Pronouns; what are they?
A pronoun is basically how you refer to someone, eg. he, she, it, they, etc, and we often use them unconsciously in everyday speech. Pronouns can be different regardless of someone’s sex or gender, so it’s important we use a balance of gender-neutral pronouns when talking to and about people.
Words such as ‘their’, ‘they’ and ‘them’ instead of his/her will allow any young person to not get boxed into something specific.
If you do not know what pronoun someone uses, it’s best not to assume and to use neutral pronouns and language (i.e. they/them). You can then respectfully ask what pronoun they use.
What if I accidentally use the wrong pronoun?
Old habits die hard, as the saying goes, so the more you become aware of what language you use, the easier it will be to make an informed choice – rather than using the language you have been conditioned to use.

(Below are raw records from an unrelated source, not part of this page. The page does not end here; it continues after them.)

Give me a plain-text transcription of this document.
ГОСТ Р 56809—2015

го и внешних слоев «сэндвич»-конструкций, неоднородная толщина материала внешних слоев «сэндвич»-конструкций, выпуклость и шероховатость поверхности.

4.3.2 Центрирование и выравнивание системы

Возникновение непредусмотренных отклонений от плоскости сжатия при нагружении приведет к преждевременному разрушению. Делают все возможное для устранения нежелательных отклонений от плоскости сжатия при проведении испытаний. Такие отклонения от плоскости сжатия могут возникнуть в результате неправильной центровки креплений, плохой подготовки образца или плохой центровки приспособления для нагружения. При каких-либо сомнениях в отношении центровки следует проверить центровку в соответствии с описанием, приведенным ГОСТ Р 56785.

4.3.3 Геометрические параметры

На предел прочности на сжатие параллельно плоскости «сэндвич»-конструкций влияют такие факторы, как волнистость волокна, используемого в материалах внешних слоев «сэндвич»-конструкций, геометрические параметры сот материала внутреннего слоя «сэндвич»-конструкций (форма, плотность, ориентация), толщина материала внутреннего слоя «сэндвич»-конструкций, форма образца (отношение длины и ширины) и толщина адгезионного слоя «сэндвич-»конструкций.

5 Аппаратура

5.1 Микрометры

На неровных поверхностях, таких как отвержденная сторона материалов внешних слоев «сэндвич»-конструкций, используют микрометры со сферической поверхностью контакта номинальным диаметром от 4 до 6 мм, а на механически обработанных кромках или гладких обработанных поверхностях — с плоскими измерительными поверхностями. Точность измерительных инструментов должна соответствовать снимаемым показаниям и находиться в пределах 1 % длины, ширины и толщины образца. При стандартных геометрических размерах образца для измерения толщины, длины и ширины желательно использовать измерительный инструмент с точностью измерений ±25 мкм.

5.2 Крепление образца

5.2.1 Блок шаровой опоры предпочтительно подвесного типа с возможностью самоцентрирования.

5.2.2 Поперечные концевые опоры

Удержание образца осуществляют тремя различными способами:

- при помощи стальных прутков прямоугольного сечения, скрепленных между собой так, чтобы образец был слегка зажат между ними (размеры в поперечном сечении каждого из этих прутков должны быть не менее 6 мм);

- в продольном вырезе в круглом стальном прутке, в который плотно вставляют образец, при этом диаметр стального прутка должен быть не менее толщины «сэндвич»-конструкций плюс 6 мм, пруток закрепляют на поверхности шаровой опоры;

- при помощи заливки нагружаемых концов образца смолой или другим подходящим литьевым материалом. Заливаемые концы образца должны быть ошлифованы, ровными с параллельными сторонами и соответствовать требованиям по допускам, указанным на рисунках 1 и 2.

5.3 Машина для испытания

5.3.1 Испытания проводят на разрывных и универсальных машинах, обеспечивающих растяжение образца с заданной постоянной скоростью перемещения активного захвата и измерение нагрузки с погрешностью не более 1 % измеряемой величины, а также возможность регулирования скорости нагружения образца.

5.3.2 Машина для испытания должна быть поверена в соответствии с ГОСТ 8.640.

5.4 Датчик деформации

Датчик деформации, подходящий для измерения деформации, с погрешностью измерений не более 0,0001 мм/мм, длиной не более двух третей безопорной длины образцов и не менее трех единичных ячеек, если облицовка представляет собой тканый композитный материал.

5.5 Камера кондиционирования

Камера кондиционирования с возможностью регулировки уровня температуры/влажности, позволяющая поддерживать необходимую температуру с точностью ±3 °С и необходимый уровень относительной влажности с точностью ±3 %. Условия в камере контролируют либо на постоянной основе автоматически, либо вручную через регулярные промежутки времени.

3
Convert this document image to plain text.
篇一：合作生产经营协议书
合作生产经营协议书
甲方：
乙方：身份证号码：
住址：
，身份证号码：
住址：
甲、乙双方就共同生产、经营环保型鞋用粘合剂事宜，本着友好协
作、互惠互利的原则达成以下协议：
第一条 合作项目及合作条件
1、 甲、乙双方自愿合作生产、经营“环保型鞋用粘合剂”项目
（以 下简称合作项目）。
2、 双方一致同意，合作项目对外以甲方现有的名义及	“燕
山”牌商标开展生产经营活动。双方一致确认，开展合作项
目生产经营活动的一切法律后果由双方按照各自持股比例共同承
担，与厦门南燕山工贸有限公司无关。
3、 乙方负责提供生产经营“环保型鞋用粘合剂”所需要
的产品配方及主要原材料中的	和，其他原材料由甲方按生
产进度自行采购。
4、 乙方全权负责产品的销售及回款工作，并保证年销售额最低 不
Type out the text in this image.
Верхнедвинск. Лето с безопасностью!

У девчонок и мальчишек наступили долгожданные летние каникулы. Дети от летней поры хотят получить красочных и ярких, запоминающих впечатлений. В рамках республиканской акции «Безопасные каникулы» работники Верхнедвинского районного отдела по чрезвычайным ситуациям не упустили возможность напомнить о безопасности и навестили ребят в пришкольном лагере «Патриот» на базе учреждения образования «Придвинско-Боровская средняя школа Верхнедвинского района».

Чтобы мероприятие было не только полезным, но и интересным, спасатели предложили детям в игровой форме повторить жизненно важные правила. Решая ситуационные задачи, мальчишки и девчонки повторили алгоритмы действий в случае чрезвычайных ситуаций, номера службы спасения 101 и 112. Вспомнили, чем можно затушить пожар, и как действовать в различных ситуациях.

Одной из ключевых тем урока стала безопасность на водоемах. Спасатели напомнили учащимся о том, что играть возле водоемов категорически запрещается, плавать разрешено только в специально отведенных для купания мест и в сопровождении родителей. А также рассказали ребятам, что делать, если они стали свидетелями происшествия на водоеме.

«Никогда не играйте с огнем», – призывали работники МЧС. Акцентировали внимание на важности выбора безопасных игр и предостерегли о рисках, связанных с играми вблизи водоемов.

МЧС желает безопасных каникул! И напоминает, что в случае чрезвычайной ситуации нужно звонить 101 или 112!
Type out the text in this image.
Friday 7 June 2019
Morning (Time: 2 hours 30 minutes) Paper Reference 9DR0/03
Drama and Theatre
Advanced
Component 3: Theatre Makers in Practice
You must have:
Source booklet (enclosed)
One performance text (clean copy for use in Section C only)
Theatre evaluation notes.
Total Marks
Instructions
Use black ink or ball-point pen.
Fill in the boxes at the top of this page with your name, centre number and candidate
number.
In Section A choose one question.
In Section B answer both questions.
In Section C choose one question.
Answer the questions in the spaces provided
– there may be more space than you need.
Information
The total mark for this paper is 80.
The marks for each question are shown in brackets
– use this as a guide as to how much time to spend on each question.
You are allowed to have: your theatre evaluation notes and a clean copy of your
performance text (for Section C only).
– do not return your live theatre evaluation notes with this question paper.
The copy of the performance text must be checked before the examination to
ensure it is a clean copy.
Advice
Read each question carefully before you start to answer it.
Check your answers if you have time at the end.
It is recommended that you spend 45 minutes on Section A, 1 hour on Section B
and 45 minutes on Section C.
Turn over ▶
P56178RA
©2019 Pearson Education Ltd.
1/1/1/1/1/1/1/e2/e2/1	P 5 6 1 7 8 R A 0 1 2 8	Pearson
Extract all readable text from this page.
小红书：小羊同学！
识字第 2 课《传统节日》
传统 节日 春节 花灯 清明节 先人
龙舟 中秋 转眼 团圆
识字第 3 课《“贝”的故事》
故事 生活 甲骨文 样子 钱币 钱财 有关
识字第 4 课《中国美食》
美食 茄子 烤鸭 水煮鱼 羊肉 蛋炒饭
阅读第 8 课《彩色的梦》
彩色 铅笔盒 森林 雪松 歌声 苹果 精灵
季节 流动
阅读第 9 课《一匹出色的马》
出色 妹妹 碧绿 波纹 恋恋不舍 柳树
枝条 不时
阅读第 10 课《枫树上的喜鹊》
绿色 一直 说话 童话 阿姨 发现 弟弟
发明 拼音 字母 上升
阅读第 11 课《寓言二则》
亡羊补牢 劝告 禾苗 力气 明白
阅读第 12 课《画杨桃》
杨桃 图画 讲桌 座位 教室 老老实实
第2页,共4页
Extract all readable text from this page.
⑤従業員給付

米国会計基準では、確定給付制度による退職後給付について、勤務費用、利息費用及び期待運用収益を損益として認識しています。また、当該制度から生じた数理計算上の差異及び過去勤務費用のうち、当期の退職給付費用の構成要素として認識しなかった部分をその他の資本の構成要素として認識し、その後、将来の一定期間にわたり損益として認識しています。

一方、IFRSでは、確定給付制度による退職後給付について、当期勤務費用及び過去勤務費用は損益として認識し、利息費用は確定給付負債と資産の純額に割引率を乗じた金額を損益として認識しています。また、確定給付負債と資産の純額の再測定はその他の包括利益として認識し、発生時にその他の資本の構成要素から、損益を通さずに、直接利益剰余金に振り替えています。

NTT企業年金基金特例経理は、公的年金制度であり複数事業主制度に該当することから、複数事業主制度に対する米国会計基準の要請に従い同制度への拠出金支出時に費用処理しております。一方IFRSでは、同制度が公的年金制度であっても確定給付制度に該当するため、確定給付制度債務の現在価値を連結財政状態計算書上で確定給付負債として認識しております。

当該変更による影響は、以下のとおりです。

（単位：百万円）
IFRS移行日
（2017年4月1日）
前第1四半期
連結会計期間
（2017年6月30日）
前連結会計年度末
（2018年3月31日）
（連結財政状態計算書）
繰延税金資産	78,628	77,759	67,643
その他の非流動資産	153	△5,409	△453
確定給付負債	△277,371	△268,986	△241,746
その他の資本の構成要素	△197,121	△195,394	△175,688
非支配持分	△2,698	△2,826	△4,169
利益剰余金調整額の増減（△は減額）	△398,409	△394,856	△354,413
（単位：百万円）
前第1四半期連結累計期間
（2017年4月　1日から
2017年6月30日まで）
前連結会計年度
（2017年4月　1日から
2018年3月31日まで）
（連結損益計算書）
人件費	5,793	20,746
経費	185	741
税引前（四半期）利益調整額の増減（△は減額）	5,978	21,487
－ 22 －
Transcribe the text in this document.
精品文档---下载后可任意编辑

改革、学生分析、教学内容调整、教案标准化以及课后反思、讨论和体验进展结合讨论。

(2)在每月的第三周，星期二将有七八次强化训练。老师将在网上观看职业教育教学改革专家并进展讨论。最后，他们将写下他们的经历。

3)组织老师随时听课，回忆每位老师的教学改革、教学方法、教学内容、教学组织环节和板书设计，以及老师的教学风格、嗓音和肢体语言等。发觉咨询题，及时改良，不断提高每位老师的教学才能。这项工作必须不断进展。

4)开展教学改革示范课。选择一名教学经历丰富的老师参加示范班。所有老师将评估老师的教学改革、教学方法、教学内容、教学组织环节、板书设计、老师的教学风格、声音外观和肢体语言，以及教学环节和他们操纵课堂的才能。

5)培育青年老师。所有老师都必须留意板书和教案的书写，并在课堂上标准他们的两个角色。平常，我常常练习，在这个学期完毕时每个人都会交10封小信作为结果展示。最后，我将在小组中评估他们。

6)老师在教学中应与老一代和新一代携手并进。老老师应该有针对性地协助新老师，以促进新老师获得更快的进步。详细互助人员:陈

If you accidentally use the wrong pronouns, apologise and restate the question or sentence with the correct pronouns. Don’t make it a huge deal (e.g. by gasping or saying “oh my god I’m so sorry!”), just apologise and move on.
If the young person wants to speak with you about their experience in regard to their gender and/or sexuality, then approach them as would any young person – with open-mindedness, curiosity and care. This helps to create a safe space for the young person, which in turn may increase the likelihood of them asking you for support when needed.
How can I make my practice more inclusive?
- Add a ‘preferred name’ option to your intake forms, and always ask young people what name they prefer to be called; their intake form may have been completed by a parent/carer who is not aware of their preferred name
- Introduce yourself with your pronouns (if you feel comfortable sharing them) and ask the young person for theirs – this can signal to young people that this is a safe space for them to be their authentic selves
- When letting young people know where the toilets are, always include where the all-access toilet is located. Call it the all-access toilet, as it is accessible for disabled folks and is not gender specific.
- Avoid invalidating language, e.g. referring to “preferred” pronouns or names; it’s not about the young person’s preference, it’s about their identity. Instead, say “Their name is X and they use they/them pronouns” or “what are your pronouns/what pronouns do you use?”
- If you need to contact a young person’s parent or carer, check with the young person if they have told their parents about their chosen name or pronouns. If they haven’t, the young person may prefer that you refer to them by their deadname when speaking with their parents/carers. Take the lead of the young person and let them decide.
Minus18 is Australia’s largest youth-led organisation for same-sex attracted and gender diverse youth – smashing homophobia and transphobia through events, support and campaigns. They have great resources for young people and parents/carers
– Rainbow Door http://www.rainbowdoor.org.au/
Rainbow Door is a free specialist LGBTIQA+ )Lesbian, Gay, Bisexual, Transgender and Gender Diverse, Intersex, Queer, Asexual) helpline providing information, referral, and support.
Free peer-based service is for LGBTIQA+ identifying people and those who have questions or concerns about LGBTIQA+ issues. This includes families, friends, teachers and coworkers of LGBTIQA+ people. This service is funded by the Commonwealth Department of Health.